Contempt law: capital on edge over SC’s likely reaction
ISLAMABAD, July 10: With the National Assembly adopting an overhauled contempt of court law, a new debate is under way on the question whether the Supreme Court will strike it down forthwith or accept parliament’s right to legislation.
Apparently, the government intends to protect under the amended law Prime Minister Raja Pervez Ashraf who has been asked to report to the court on Thursday about the NRO judgment’s implementation.
The new law is yet to be endorsed by the Senate and then signed by the president — mandatory stages required to complete any legislation.
A couple of petitioners challenged the proposed law in the apex court on Tuesday, terming it a mala fide act on the part of the government against the judiciary.
Most legal experts are of the view the Supreme Court wouldn’t look at it favourably.
However, they argued differently when asked if the court would immediately strike down the whole of it or suggest to the government some changes and send it back to parliament.
They agreed that it wasn’t as simple an issue as suggested by some that the court would reject it without hearing the government’s point of view.
Former attorney general Anwar Mansoor said that instead of taking up separate petitions to address controversies over the new contempt law, the apex court would go ahead with the much talked about NRO judgment implementation case and give its opinion on the questions raised in the pleas.
In response to a question he said the emphasis of the new law was on protecting the offices of the president and prime minister against prosecution on contempt charges and right to appeal that would allow even a convict of contempt charges to get rid of his punishment after filing an appeal.
He said in the presence of Article 190 — “all executive and judicial authorities throughout Pakistan shall act in aid of the Supreme Court” — the court would see what provisions of the incoming law contravened its powers.
Moreover, he said, with the formulation of the new law, the government intended to neutralise Article 63(1)(g) under which a member of parliament could be disqualified if found guilty of defaming and ridiculing the superior judiciary.
Under the new law, once passed, a convict of contempt charges will simply have to file an appeal to get the punishment suspended.
A fair comment on a court judgment has also been exempted from contempt of court charges in the new law.
“To me, it is a serious issue and the court will take time before it strikes down the new law,” said Mr Mansoor, a Supreme Court lawyer.

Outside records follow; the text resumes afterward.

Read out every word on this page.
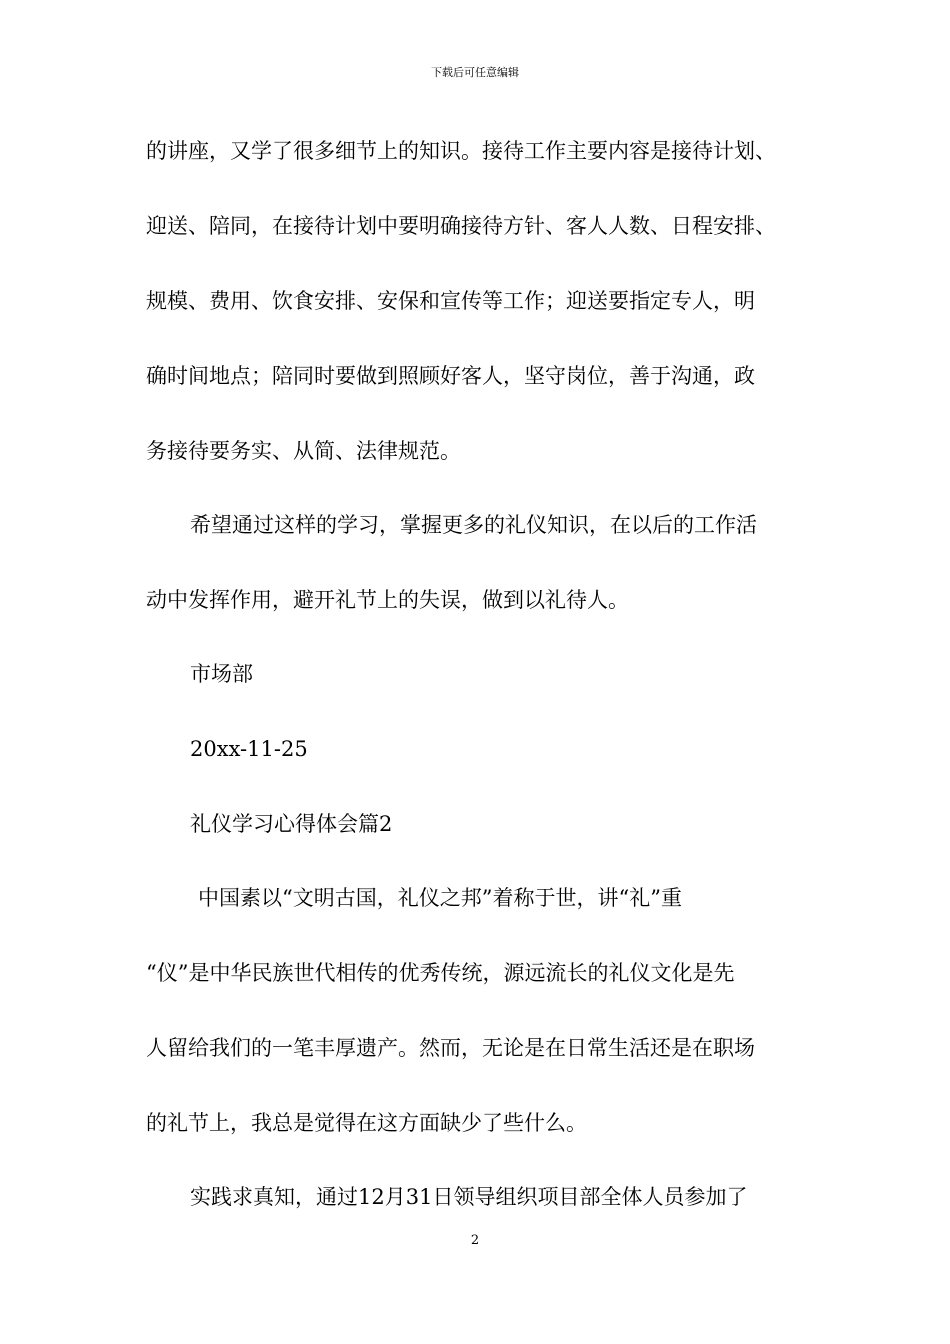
下载后可任意编辑
的讲座，又学了很多细节上的知识。接待工作主要内容是接待计划、
迎送、陪同，在接待计划中要明确接待方针、客人人数、日程安排、
规模、费用、饮食安排、安保和宣传等工作；迎送要指定专人，明
确时间地点；陪同时要做到照顾好客人，坚守岗位，善于沟通，政
务接待要务实、从简、法律规范。
希望通过这样的学习，掌握更多的礼仪知识，在以后的工作活
动中发挥作用，避开礼节上的失误，做到以礼待人。
市场部
20xx-11-25
礼仪学习心得体会篇2
中国素以“文明古国，礼仪之邦”着称于世，讲“礼”重
“仪”是中华民族世代相传的优秀传统，源远流长的礼仪文化是先
人留给我们的一笔丰厚遗产。然而，无论是在日常生活还是在职场
的礼节上，我总是觉得在这方面缺少了些什么。
实践求真知，通过12月31日领导组织项目部全体人员参加了
2
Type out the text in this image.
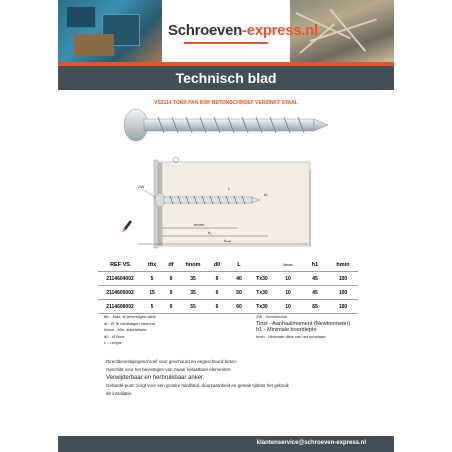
Schroeven-express.nl
Technisch blad
VS2114 TORX PAN KOP BETONSCHROEF VERZINKT STAAL
ZW
d₀
L
hnom
h₁
hₘᵢₙ
REF VS	tfix	df	hnom	d0	L		Mmax	h1	hmin
2114604002	5	9	35	6	40	Tx30	10	45	100
2114605002	15	9	35	6	50	Tx30	10	45	100
2114606002	5	9	55	6	60	Tx30	10	65	100
tfix - Max. te bevestigen dikte
df - Ø Te bevestigen element
hnom - Min. ankeldiepte
d0 - Ø Boor
L - Lengte
ZW - Voorlubdruk
Tinst - Aanhaalmoment (Newtonmeter)
h1 - Minimale boordiepte
hmin - Minimale dikte van het substraat
Directbevestigingsschroef voor geschuurd en ongescheurd beton.
Geschikt voor het bevestigen van zwaar belastbare elementen.
Verwijderbaar en herbruikbaar anker.
Gehardé punt: zorgt voor een grotere hardheid, duurzaamheid en gemak tijdens het gebruik
de installatie.
klantenservice@schroeven-express.nl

Dr Khalid Ranjha, who held the portfolio of law ministry for a brief period during Gen Pervez Musharraf’s rule, said the focus would be on a couple of provisions of the new law that would protect top government functionaries from contempt of court charges in exercise of their powers, and their right to appeal.
Dr Ranjha said the apex court would surely not give the mew law a favourable look. However, he called for patience on both sides to address the emerging constitutional situation.
Chaudhry Ramzan, chairman of the free legal aid committee of the Pakistan Bar Council, said the new law would definitely affect proceedings of the NRO case.
Once passed, the Supreme Court will have to follow the new law and, therefore, it would see if the legislation was ultra vires before proceeding with the case, he said.
He didn’t mince words when asked if the executive and the judiciary were heading towards a showdown, saying things were really getting murky and even “we in the legal fraternity don’t know when and how this ongoing controversy would settle down between the two state institutions”.
Barrister Zafarullah Khan said that by passing the new law the government wanted to buy more time for Prime Minister Ashraf, but it all depended on the SC — whether it wanted to give some time to the government.